As written, your model does not have any observed outcomes. You probably noticed that it runs really really fast. This is because it is forward sampling from the prior. That is why your posterior mean for mu is the same as the prior mean of 0. The variable name "is.censored" is appropriate for left- or right-censored data, as found in survival analysis, but not for your problem. So I'm going to rename it "y". If you have

y[j] ~ dinterval(t[j], lim[j,]) 

and lim[j] has two columns, then y[j] can take three possible values

y[j] = 0 if t[j] <= lim[j,1] 
y[j] = 1 if lim[j,1] < t[j] <= lim[j,2] 
y[j] = 2 if lim[j,2] < t[j] 

To model interval censored data, you need to supply y[j] as data in your model. In your case, you know that t[j] always falls between lim[j,1] and lim[j,2] so your data should be.

data <- list("lim"=lim, "y"=rep(1,nrow(lim))) 
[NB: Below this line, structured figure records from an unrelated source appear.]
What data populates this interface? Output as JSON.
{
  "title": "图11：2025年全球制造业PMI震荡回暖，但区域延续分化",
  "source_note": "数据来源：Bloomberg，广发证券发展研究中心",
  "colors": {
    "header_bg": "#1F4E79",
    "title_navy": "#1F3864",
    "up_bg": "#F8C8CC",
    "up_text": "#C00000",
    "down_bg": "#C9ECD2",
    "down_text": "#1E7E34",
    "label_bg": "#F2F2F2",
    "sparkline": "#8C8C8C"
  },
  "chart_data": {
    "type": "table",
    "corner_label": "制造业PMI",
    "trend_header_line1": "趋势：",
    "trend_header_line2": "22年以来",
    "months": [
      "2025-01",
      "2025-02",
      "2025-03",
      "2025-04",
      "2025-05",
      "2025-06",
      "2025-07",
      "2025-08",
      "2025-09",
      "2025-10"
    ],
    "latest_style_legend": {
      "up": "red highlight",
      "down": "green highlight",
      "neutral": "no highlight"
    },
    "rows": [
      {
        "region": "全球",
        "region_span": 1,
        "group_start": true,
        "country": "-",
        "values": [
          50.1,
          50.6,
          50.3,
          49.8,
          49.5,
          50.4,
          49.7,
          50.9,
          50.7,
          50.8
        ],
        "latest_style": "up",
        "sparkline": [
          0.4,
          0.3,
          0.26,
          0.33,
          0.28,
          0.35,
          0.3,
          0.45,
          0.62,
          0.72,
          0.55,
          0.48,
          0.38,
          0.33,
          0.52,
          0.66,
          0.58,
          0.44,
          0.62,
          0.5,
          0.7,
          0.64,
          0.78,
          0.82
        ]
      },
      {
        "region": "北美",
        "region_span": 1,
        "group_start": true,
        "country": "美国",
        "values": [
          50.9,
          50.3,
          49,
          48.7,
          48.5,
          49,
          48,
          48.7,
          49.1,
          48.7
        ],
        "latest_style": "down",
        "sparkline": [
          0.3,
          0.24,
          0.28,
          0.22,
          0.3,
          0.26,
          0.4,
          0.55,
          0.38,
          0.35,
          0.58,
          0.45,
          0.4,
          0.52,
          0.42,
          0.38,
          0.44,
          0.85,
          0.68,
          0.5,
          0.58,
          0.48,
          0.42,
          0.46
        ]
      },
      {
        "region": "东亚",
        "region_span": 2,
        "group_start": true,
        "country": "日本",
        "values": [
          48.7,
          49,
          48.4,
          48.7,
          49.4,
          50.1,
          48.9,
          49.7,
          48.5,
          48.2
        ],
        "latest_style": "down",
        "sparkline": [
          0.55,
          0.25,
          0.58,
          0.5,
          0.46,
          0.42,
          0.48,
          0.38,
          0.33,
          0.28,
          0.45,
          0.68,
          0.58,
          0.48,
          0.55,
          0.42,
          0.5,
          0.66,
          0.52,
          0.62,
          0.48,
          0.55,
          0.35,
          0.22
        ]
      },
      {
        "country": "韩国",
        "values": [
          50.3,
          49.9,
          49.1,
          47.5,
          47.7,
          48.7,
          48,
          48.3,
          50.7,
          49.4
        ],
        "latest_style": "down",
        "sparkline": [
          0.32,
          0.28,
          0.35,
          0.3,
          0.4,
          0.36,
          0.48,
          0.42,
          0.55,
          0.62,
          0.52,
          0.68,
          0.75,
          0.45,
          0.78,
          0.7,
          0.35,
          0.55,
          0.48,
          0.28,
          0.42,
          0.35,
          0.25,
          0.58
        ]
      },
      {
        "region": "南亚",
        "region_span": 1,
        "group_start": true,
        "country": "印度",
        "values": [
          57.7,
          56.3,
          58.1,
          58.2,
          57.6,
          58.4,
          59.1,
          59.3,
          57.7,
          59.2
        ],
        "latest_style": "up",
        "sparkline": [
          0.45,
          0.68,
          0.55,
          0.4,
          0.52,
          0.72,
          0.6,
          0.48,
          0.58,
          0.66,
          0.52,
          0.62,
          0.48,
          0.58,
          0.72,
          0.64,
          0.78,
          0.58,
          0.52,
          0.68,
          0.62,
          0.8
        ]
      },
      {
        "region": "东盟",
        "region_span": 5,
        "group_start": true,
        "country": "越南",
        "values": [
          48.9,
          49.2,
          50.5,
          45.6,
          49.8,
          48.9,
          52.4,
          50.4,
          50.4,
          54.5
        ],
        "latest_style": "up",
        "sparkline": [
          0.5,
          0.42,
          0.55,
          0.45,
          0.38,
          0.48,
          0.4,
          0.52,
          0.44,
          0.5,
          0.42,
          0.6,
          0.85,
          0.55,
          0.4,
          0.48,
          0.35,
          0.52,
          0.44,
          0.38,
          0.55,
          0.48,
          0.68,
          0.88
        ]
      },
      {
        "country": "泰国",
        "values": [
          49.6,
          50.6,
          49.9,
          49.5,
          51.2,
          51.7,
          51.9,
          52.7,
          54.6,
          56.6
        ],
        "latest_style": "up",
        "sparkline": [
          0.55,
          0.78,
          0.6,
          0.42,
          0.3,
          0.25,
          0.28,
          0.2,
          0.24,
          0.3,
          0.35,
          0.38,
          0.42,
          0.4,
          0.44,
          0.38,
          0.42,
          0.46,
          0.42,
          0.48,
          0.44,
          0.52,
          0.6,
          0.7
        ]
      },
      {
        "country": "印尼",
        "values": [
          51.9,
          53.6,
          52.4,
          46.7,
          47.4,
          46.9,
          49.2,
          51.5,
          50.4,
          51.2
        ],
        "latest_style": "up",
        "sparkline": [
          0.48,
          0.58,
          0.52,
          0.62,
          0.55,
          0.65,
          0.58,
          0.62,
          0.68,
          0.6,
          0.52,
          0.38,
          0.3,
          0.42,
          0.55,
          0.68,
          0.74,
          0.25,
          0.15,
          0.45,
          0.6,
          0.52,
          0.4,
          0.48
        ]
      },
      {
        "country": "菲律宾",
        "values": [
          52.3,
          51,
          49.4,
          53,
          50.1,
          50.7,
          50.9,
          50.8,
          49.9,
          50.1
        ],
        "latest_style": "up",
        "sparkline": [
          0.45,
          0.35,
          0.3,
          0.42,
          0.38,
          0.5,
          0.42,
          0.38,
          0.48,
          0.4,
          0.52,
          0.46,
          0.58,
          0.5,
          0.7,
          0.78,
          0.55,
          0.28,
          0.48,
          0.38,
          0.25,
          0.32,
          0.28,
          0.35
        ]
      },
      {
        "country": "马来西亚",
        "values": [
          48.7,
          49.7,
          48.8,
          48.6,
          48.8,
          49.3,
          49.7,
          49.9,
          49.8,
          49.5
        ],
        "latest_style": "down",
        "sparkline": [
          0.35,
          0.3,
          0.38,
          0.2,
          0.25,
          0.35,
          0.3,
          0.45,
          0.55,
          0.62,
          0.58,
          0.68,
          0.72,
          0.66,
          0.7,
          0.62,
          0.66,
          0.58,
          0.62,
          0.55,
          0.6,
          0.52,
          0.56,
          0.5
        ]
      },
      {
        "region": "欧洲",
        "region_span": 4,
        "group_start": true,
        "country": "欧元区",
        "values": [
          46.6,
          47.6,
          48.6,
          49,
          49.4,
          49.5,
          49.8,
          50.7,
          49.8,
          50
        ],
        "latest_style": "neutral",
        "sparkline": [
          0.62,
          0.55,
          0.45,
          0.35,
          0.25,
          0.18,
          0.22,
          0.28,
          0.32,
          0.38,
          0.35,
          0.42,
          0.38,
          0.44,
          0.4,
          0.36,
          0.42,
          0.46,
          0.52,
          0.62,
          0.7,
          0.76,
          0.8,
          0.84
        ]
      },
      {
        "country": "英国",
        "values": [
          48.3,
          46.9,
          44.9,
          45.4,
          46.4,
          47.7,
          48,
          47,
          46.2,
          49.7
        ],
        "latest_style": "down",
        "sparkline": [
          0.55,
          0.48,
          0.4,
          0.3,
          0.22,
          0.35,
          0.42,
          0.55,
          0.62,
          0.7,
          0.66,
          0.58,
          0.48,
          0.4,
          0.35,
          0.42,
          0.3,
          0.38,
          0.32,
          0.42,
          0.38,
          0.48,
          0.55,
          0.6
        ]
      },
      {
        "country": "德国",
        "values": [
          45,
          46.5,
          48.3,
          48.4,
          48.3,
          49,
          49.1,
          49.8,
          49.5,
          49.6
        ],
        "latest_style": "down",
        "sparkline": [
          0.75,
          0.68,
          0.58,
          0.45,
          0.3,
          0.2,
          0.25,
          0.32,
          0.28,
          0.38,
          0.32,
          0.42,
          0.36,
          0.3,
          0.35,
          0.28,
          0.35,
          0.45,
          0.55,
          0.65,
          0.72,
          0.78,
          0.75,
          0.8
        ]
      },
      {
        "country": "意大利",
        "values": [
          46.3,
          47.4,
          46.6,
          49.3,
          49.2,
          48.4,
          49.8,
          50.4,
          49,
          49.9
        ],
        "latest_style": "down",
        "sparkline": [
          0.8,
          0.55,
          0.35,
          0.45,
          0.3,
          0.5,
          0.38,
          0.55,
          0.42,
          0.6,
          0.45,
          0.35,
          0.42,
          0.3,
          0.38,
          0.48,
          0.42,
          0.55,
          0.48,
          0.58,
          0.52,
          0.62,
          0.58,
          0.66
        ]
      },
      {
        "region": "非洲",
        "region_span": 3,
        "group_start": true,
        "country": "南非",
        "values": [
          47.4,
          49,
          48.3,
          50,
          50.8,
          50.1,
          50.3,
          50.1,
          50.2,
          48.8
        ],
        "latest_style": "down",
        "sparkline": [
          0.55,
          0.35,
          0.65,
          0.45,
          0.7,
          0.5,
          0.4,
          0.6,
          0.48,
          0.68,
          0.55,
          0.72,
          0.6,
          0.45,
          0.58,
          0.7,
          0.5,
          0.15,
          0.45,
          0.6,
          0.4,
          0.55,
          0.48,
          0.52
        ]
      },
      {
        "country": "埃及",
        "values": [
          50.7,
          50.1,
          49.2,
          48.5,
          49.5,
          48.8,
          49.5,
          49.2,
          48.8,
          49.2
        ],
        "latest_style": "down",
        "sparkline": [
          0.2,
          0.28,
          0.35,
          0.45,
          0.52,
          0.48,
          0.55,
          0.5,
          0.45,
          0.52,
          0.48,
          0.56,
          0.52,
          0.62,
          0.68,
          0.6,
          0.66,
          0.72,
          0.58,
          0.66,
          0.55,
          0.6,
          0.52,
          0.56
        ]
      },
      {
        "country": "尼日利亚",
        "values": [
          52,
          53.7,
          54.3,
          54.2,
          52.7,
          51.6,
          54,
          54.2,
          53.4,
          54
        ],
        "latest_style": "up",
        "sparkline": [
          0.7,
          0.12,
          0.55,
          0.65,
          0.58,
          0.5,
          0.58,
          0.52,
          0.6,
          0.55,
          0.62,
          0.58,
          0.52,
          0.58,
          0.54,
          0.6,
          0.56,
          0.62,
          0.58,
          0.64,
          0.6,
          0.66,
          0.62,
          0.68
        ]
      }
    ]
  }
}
The problem with DIC is fairly deep. Because your model does not have any outcome data, the deviance is not defined. However, even if you supply outcome data you will still not get the deviance statistics you want (including pD). The deviance will be zero and the "jags" function will fall back on the Gelman heuristic for pD (I did not write this so don't ask me to explain it), which will also be zero. The likelihood you really want is

 p(lim[j,1] < t[j] <= lim[j,2] | mu, tau) 

But JAGS is giving you

p(y[j] | t[j]) 

which is always 1. The "focus" of DIC is wrong. I don't know what WinBUGS does under these circumstances. Perhaps it has special rules for censored variables.